Investing.com - The U.S. dollar edged higher Thursday, bouncing from near five-month lows in the wake of the Federal Reserve’s latest policy-setting meeting, while sterling edged lower after benign unemployment data and ahead of a Bank of England meeting.
At 05:35 ET (09:35 GMT), the Dollar Index, which tracks the greenback against a basket of six other currencies, traded 0.5% higher to 103.560, bouncing off a five-month low touched earlier this week.
Dollar gains after Fed meeting
The Federal Reserve held its benchmark overnight rate steady in the 4.25%-4.50% range, as widely expected, but policymakers projected two quarter-point interest rate cuts were likely later this year, even as they expect slower economic growth and higher inflation.
“The revision lower in the dot plot, from 25bp to 50bp for 2025, is still more hawkish than market pricing (65bp) and the Fed’s greater uncertainty on unemployment also came with warning signals on inflation, effectively arguing against imminent dovish turns,” said analysts at ING, in a note.
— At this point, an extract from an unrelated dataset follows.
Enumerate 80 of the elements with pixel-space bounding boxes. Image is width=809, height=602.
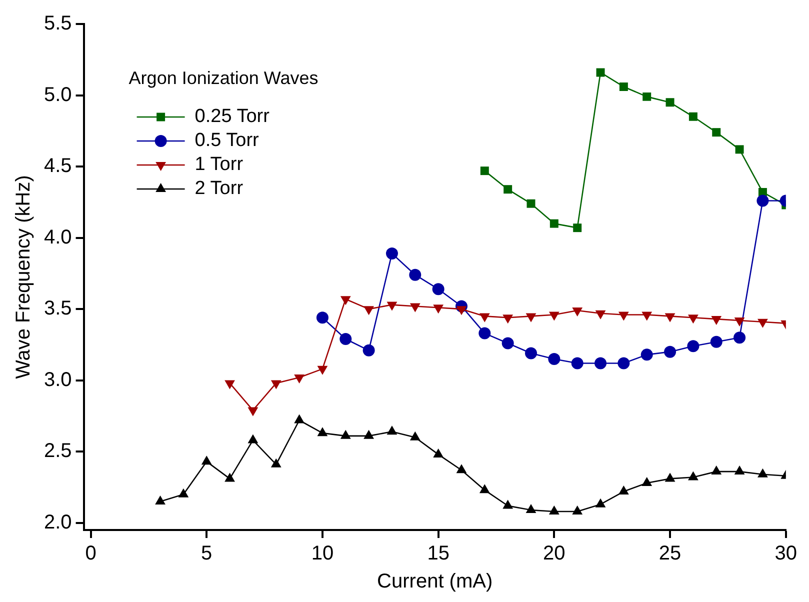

Traders are pricing in 65 basis points of easing this year from the Fed, about two rate reductions of 25 bps each, with a cut in July fully priced in, LSEG data showed.
Powell’s comments and the Fed statement underscored the challenge faced by policymakers as they navigate President Donald Trump’s plans to levy duties on imports from U.S. trading partners and the impact on the economy.
There is more U.S. economic data to digest Thursday, including weekly jobless claims and the March Philadelphia Fed manufacturing index.
“There are a few important data risk events for the dollar in the coming weeks, where the relatively unchanged Fed pricing will be tested. Barring an immediate deterioration in jobs or core PCE, we still think the start of universal US tariffs on 2 April can bring about fresh support for the greenback,” ING added.
Sterling down ahead of BOE meeting
In Europe, GBP/USD fell 0.2% to 1.2956, after the release of economic data showing stability in the U.K. jobs market, ahead of the latest Bank of England policy-setting meeting.
Britain’s unemployment rate held at 4.4% in January, while pay growth across the economy, excluding bonuses, stood at 5.9%, unchanged from the fourth quarter.
In a further sign of a stabilising jobs markets, the number of job vacancies in the December-to-February period stood at 816,000, the first increase when comparing a three-month period with the previous one since April-to-June 2022.
This relative stability could provide the Bank of England with extra time to pursue a relatively cautious stance towards more interest rate cuts, especially after inflation edged higher last month.
The U.K. central bank is widely expected to keep interest rates unchanged later Thursday.
EUR/USD traded 0.4% lower at 1.0854, with the single currency weakening after European Central Bank President Christine Lagarde stated that the eurozone economy would take a large hit from a full-scale trade war with the United States and inflation could surge.
The U.S. has already imposed tariffs on steel and aluminium products from around the world and said it would review its trade relationship with the European Union. This has already prompted retaliatory measures from the EU, which are set to come into effect in April.
USD/CHF rose 0.4% to 0.8822, with the Swiss franc slipping after the Swiss National Bank cut its policy interest rate by 25 basis points to 0.25%, its fifth successive cut since it started lowering borrowing costs in March 2024.
Yuan slips slightly
In Asia, USD/JPY traded largely unchanged at 148.74, with Japan on holiday, while USD/CNY traded 0.2% higher to 7.2453, rising slightly after the People’s Bank of China kept its benchmark loan prime rate unchanged at record lows.